Еще накануне Ришелье, так хорошо знавший герцогиню де Шеврез, мог отчаиваться в успехе. Но со вчерашнего дня одно происшествие дало кардиналу большую возможность на успех. Это был арест Поанти. Того немногого, что Ришелье узнал о дофинском бароне из слов прокурорского клерка Пасро, было достаточно для его деятельного ума, чтобы оценить всю важность этого ареста. Кардинал не сомневался ни минуты, что Поанти расскажет ему все. Он располагал всеми средствами, чтобы заставить говорить человека, начиная убеждением, переходя через угрозы и кончая, в случае надобности, пыткой.
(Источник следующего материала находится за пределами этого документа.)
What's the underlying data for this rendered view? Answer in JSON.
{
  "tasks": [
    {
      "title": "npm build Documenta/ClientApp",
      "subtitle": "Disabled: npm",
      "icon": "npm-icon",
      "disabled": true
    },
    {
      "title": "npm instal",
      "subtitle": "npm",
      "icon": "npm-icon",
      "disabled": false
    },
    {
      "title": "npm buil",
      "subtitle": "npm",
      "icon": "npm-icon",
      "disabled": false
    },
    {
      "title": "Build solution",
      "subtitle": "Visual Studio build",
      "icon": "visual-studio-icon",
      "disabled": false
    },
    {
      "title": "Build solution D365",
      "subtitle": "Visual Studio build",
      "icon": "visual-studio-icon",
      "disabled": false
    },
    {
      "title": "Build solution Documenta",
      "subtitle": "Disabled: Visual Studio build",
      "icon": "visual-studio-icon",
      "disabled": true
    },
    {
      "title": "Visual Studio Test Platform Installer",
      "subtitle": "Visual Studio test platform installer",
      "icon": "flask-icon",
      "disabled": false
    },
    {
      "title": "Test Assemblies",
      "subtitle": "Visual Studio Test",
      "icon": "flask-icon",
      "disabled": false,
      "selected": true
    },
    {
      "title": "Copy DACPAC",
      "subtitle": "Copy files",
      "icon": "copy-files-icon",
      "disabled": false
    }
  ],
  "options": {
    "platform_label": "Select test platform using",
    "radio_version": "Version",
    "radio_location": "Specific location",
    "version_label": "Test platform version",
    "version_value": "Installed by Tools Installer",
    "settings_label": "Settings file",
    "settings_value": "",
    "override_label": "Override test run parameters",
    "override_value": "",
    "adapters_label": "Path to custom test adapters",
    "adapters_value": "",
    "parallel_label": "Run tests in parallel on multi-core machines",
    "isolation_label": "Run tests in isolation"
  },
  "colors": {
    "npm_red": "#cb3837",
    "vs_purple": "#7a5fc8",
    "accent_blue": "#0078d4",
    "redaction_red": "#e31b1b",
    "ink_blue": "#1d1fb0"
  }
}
Ришелье, успокоенный разговором с племянницей относительно ее успеха с герцогом Анжуйским, рассуждал сам с собою, возвращаясь в свой кабинет, о счастливом успехе, который доставит ему допрос агента герцогини де Шеврез. Воротившись в известный нам кабинет, кардинал позвонил в маленький серебряный колокольчик, всегда стоявший на его бюро. Должен был войти лакей, а явился Пасро. Кардинал узнал его с первого взгляда и не удивился, увидев его. Читатели помнят, что Боаробер, уезжая, предупредил Ришелье, что прокурорский клерк должен сообщить ему важные вещи. Пасро, вместо того чтобы остановиться у дверей, как он это сделал в первый раз, когда имел честь говорить с его преосвященством, сделал пять шагов вперед, как человек убежденный, что он будет принят хорошо по милости принесенных им известий. Он не ошибся. Кардинал сделал ему знак приблизиться и сказал с благосклонным видом, который он принимал всегда, когда не хотел пугать людей:
— Вы, кажется, имеете сообщить мне что-то? Говорите, говорите, друг мой, у меня мало времени.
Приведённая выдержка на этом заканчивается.